Равнение пехоты большею частью было недурно, некоторые роты выдерживали его даже блистательно. К сожалению, нельзя того же сказать о кавалерии, где почти нет никакого равнения. Люди не держатся стремени товарища, не умеют уравномеривать ход своих лошадей и висят на поводу; вследствие этого в шеренгах постоянно происходят разрывы с очень широкими промежутками, а то случается иногда и так, что на одном фланге всадники разорвутся, а на другом, или в середине, сожмутся до такой степени, что отдельных людей совсем выпирает вперед из фронта. В артиллерии лучше прочих парадировала гвардейская Крупповская батарея, а в коннице — лиловый эскадрон, проходивший последним.
Микадо, сидевший все время несколько согнувшись корпусом на переднюю луку, ни одной из парадировавших частей не выразил словами своего одобрения: вероятно, здесь это не принято, и быть может именно вследствие этого японские парады проходят безо всякого оживления, вяло, монотонно.

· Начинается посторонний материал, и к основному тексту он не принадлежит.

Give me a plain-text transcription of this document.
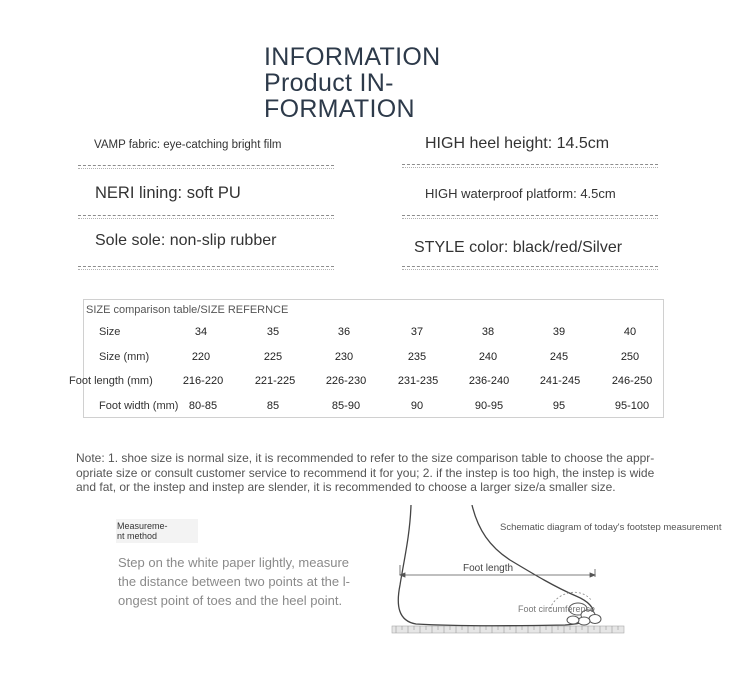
INFORMATION
Product IN-
FORMATION
VAMP fabric: eye-catching bright film	HIGH heel height: 14.5cm
NERI lining: soft PU	HIGH waterproof platform: 4.5cm
Sole sole: non-slip rubber	STYLE color: black/red/Silver
SIZE comparison table/SIZE REFERNCE
Size	34	35	36	37	38	39	40
Size (mm)	220	225	230	235	240	245	250
Foot length (mm)	216-220	221-225	226-230	231-235	236-240	241-245	246-250
Foot width (mm) 80-85	85	85-90	90	90-95	95	95-100
Note: 1. shoe size is normal size, it is recommended to refer to the size comparison table to choose the appr-opriate size or consult customer service to recommend it for you; 2. if the instep is too high, the instep is wide and fat, or the instep and instep are slender, it is recommended to choose a larger size/a smaller size.
Measureme-
nt method
Step on the white paper lightly, measure the distance between two points at the l-ongest point of toes and the heel point.
Schematic diagram of today's footstep measurement
Foot length
Foot circumference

По окончании церемониального марша, все войска выстроились в колонны на среднем фасе своего начального расположения и двинулись вперед всем фронтом. По команде принца Арисугава они были остановлены шагов за триста не доходя до императора и взяли "на караул", причем оркестр опять заиграл национальный гимн. Прослушав его, микадо сошел с коня, сел в поданную ему карету, подождал пока принц Генуэзский уселся в свою, и затем оба они уехали с плаца таким же порядком, как и приехали сюда, под конвоем улан, которые на этот раз принимали участие в церемониальном марше только одним полуэскадроном; другой же оставался в конвое микадо позади свиты при императорском экипаже. Этим все и кончилось. Весь парад с момента прибытия микадо и до минуты его отъезда продолжался около часу.

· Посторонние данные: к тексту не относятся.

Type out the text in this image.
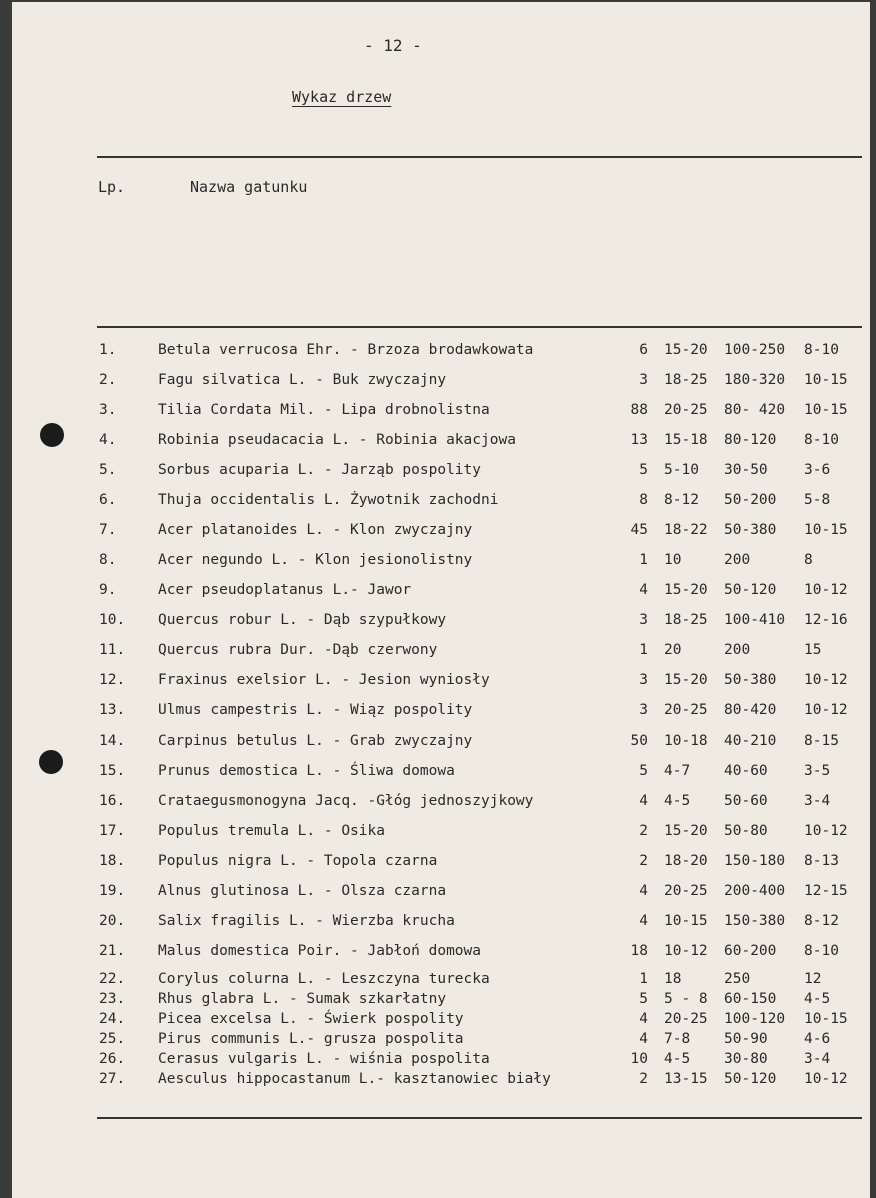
- 12 -
Wykaz drzew
Lp.	Nazwa gatunku
1.	Betula verrucosa Ehr. - Brzoza brodawkowata	6 15-20 100-250 8-10
2.	Fagu silvatica L. - Buk zwyczajny	3 18-25 180-320 10-15
3.	Tilia Cordata Mil. - Lipa drobnolistna	88 20-25 80- 420 10-15
4.	Robinia pseudacacia L. - Robinia akacjowa	13 15-18 80-120 8-10
5.	Sorbus acuparia L. - Jarząb pospolity	5 5-10 30-50	3-6
6.	Thuja occidentalis L. Żywotnik zachodni	8 8-12 50-200 5-8
7.	Acer platanoides L. - Klon zwyczajny	45 18-22 50-380 10-15
8.	Acer negundo L. - Klon jesionolistny	1 10	200	8
9.	Acer pseudoplatanus L.- Jawor	4 15-20 50-120 10-12
10. Quercus robur L. - Dąb szypułkowy	3 18-25 100-410 12-16
11. Quercus rubra Dur. -Dąb czerwony	1 20	200	15
12. Fraxinus exelsior L. - Jesion wyniosły	3 15-20 50-380 10-12
13. Ulmus campestris L. - Wiąz pospolity	3 20-25 80-420 10-12
14. Carpinus betulus L. - Grab zwyczajny	50 10-18 40-210 8-15
15. Prunus demostica L. - Śliwa domowa	5 4-7 40-60	3-5
16. Crataegusmonogyna Jacq. -Głóg jednoszyjkowy	4 4-5 50-60	3-4
17. Populus tremula L. - Osika	2 15-20 50-80	10-12
18. Populus nigra L. - Topola czarna	2 18-20 150-180 8-13
19. Alnus glutinosa L. - Olsza czarna	4 20-25 200-400 12-15
20. Salix fragilis L. - Wierzba krucha	4 10-15 150-380 8-12
21. Malus domestica Poir. - Jabłoń domowa	18 10-12 60-200 8-10
22. Corylus colurna L. - Leszczyna turecka	1 18	250	12
23. Rhus glabra L. - Sumak szkarłatny	5 5 - 8 60-150 4-5
24. Picea excelsa L. - Świerk pospolity	4 20-25 100-120 10-15
25. Pirus communis L.- grusza pospolita	4 7-8 50-90	4-6
26. Cerasus vulgaris L. - wiśnia pospolita	10 4-5 30-80	3-4
27. Aesculus hippocastanum L.- kasztanowiec biały	2 13-15 50-120 10-12
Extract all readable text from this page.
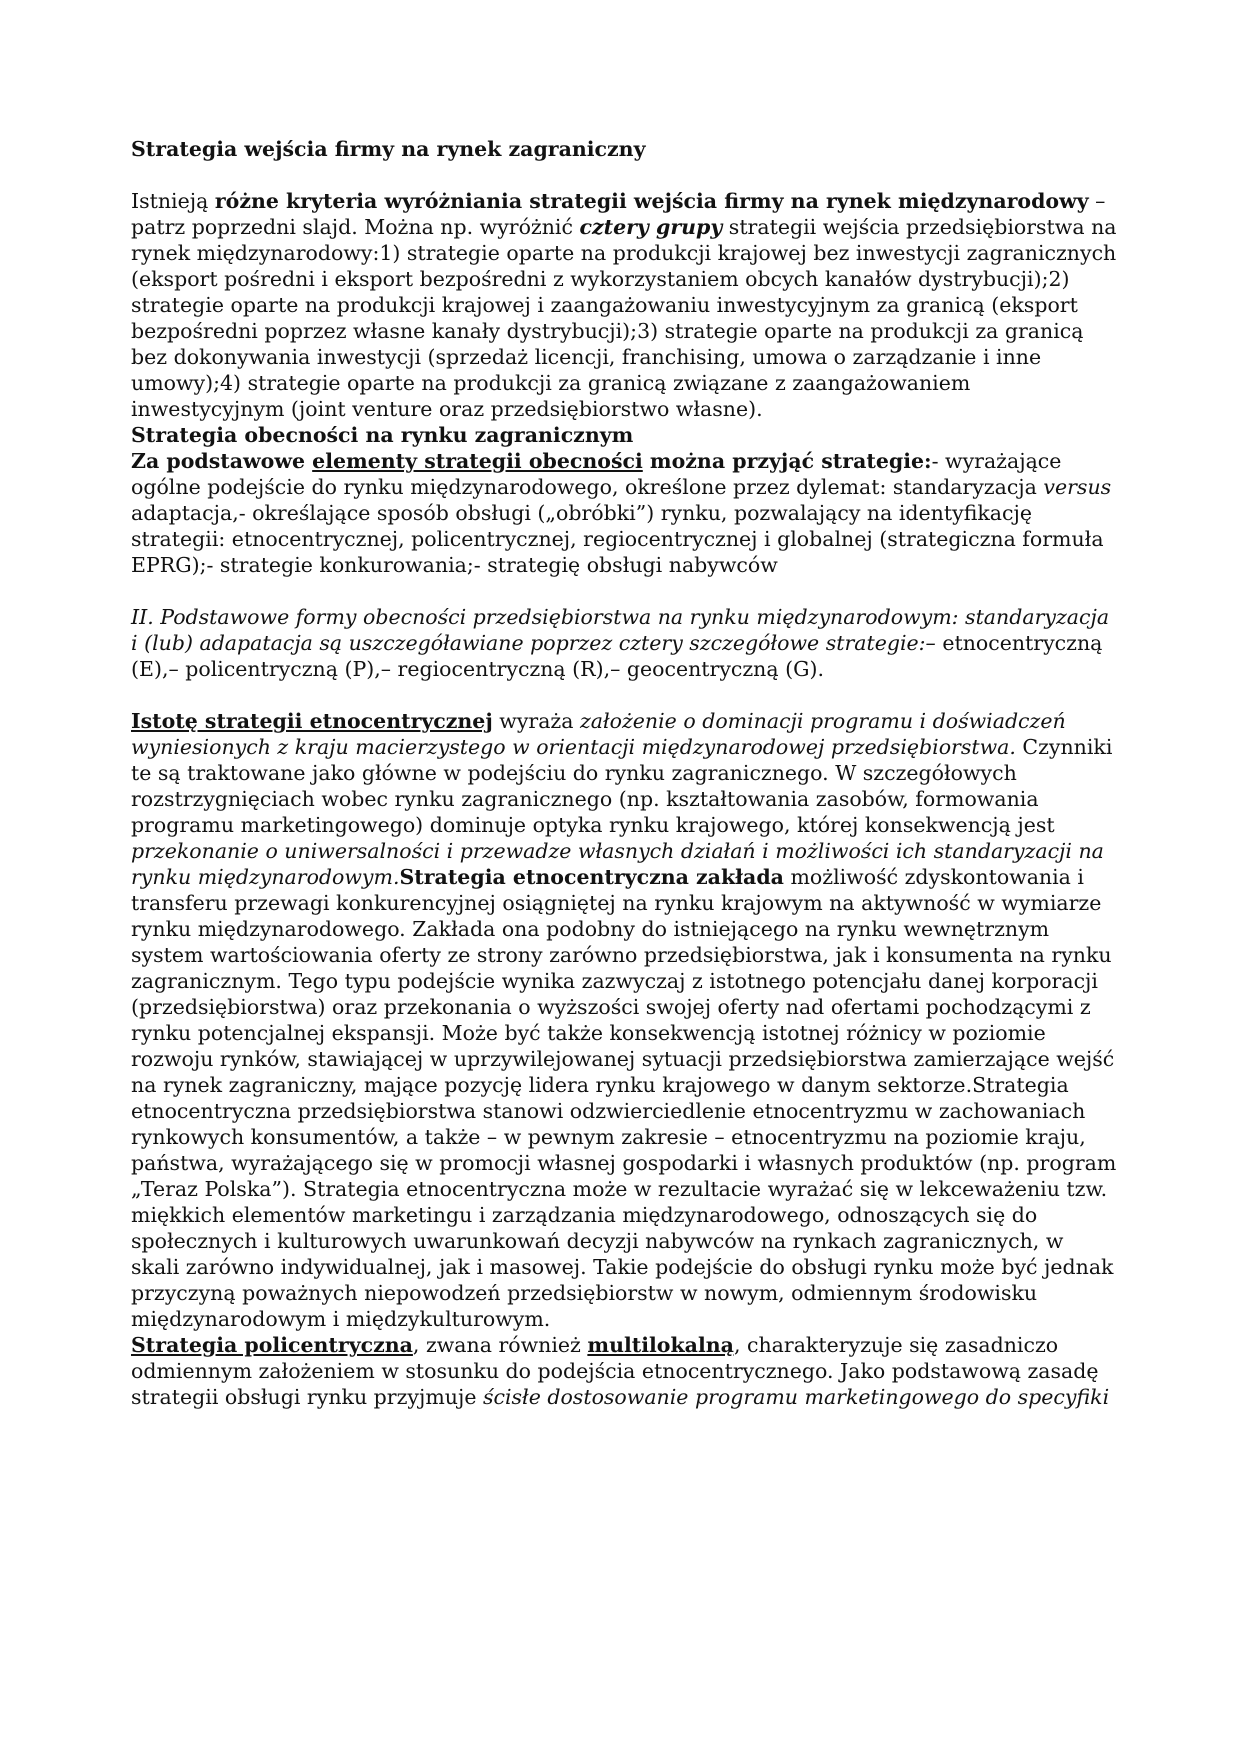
Strategia wejścia firmy na rynek zagraniczny

Istnieją różne kryteria wyróżniania strategii wejścia firmy na rynek międzynarodowy – patrz poprzedni slajd. Można np. wyróżnić cztery grupy strategii wejścia przedsiębiorstwa na rynek międzynarodowy:1) strategie oparte na produkcji krajowej bez inwestycji zagranicznych (eksport pośredni i eksport bezpośredni z wykorzystaniem obcych kanałów dystrybucji);2) strategie oparte na produkcji krajowej i zaangażowaniu inwestycyjnym za granicą (eksport bezpośredni poprzez własne kanały dystrybucji);3) strategie oparte na produkcji za granicą bez dokonywania inwestycji (sprzedaż licencji, franchising, umowa o zarządzanie i inne umowy);4) strategie oparte na produkcji za granicą związane z zaangażowaniem inwestycyjnym (joint venture oraz przedsiębiorstwo własne).

Strategia obecności na rynku zagranicznym

Za podstawowe elementy strategii obecności można przyjąć strategie:- wyrażające ogólne podejście do rynku międzynarodowego, określone przez dylemat: standaryzacja versus adaptacja,- określające sposób obsługi („obróbki”) rynku, pozwalający na identyfikację strategii: etnocentrycznej, policentrycznej, regiocentrycznej i globalnej (strategiczna formuła EPRG);- strategie konkurowania;- strategię obsługi nabywców

II. Podstawowe formy obecności przedsiębiorstwa na rynku międzynarodowym: standaryzacja i (lub) adapatacja są uszczegóławiane poprzez cztery szczegółowe strategie:– etnocentryczną (E),– policentryczną (P),– regiocentryczną (R),– geocentryczną (G).

Istotę strategii etnocentrycznej wyraża założenie o dominacji programu i doświadczeń wyniesionych z kraju macierzystego w orientacji międzynarodowej przedsiębiorstwa. Czynniki te są traktowane jako główne w podejściu do rynku zagranicznego. W szczegółowych rozstrzygnięciach wobec rynku zagranicznego (np. kształtowania zasobów, formowania programu marketingowego) dominuje optyka rynku krajowego, której konsekwencją jest przekonanie o uniwersalności i przewadze własnych działań i możliwości ich standaryzacji na rynku międzynarodowym.Strategia etnocentryczna zakłada możliwość zdyskontowania i transferu przewagi konkurencyjnej osiągniętej na rynku krajowym na aktywność w wymiarze rynku międzynarodowego. Zakłada ona podobny do istniejącego na rynku wewnętrznym system wartościowania oferty ze strony zarówno przedsiębiorstwa, jak i konsumenta na rynku zagranicznym. Tego typu podejście wynika zazwyczaj z istotnego potencjału danej korporacji (przedsiębiorstwa) oraz przekonania o wyższości swojej oferty nad ofertami pochodzącymi z rynku potencjalnej ekspansji. Może być także konsekwencją istotnej różnicy w poziomie rozwoju rynków, stawiającej w uprzywilejowanej sytuacji przedsiębiorstwa zamierzające wejść na rynek zagraniczny, mające pozycję lidera rynku krajowego w danym sektorze.Strategia etnocentryczna przedsiębiorstwa stanowi odzwierciedlenie etnocentryzmu w zachowaniach rynkowych konsumentów, a także – w pewnym zakresie – etnocentryzmu na poziomie kraju, państwa, wyrażającego się w promocji własnej gospodarki i własnych produktów (np. program „Teraz Polska”). Strategia etnocentryczna może w rezultacie wyrażać się w lekceważeniu tzw. miękkich elementów marketingu i zarządzania międzynarodowego, odnoszących się do społecznych i kulturowych uwarunkowań decyzji nabywców na rynkach zagranicznych, w skali zarówno indywidualnej, jak i masowej. Takie podejście do obsługi rynku może być jednak przyczyną poważnych niepowodzeń przedsiębiorstw w nowym, odmiennym środowisku międzynarodowym i międzykulturowym.

Strategia policentryczna, zwana również multilokalną, charakteryzuje się zasadniczo odmiennym założeniem w stosunku do podejścia etnocentrycznego. Jako podstawową zasadę strategii obsługi rynku przyjmuje ścisłe dostosowanie programu marketingowego do specyfiki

Хотя о достоинстве войск еще никак нельзя судить по их церемониальному маршу, но все-таки можно желать, чтоб и этот марш оставлял в военном зрителе удовлетворительное впечатление. Жизни, энергии не было в нем вовсе, и потому порой казалось, будто перед вами проходят не молодцы-солдаты регулярного войска, а какие-то когорты "цивильной гвардии", составленные из мирных лавочников и подмастерьев, переодетых в военные мундиры. В этом, впрочем, вина не японцев, а, скорее, той школы, какую они усвоили себе от их инструкторов-иностранцев; японский же солдат по самой природе своей и ловок, и энергичен. Полковник Иямазо-Сава мог бы, например, порассказать и показать им, как ходят русские солдаты, которых ему не раз доводилось видеть и на походе, и в делах, и на парадах, и как они встречают своего государя. Франция, Англия и Америка, куда преимущественно были до сих пор отправляемы японские офицеры для изучения военного дела и быта, разумеется, никак не могут служить поучительными образцами и истинными идеалами военного устройства, хотя бы потому, что оно у них чересчур уже как-то "цивильно". Эти страны несомненно приносят громадную пользу для изучающих какую-либо научно-техническую, приспособительную сторону военного дела и хозяйства, в особенности по артиллерийской, инженерной и арсенальной специальностям; но для изучения собственно строевой части, мне кажется, военное министерство было бы в большем выигрыше, если бы стало направлять молодых офицеров не столько во Францию и еще менее в Англию, сколько в Германию и, смею прибавить, — в Россию.
* * *После парада, переодевшись в партикулярное платье и позавтракав, надо было спешить в Иокогаму. Сегодня барон О. Р. Штакельберг дает у себя на "Африке" обед принцу Генуэзскому и командирам военных судов всех наций, находящихся на рейде.
Обед состоялся в семь часов вечера. Присутствовали на нем также и оба морских министра Японии: бывший вице-адмирал Кава-мура и нынешний — недавно назначенный вице-адмирал Еномато.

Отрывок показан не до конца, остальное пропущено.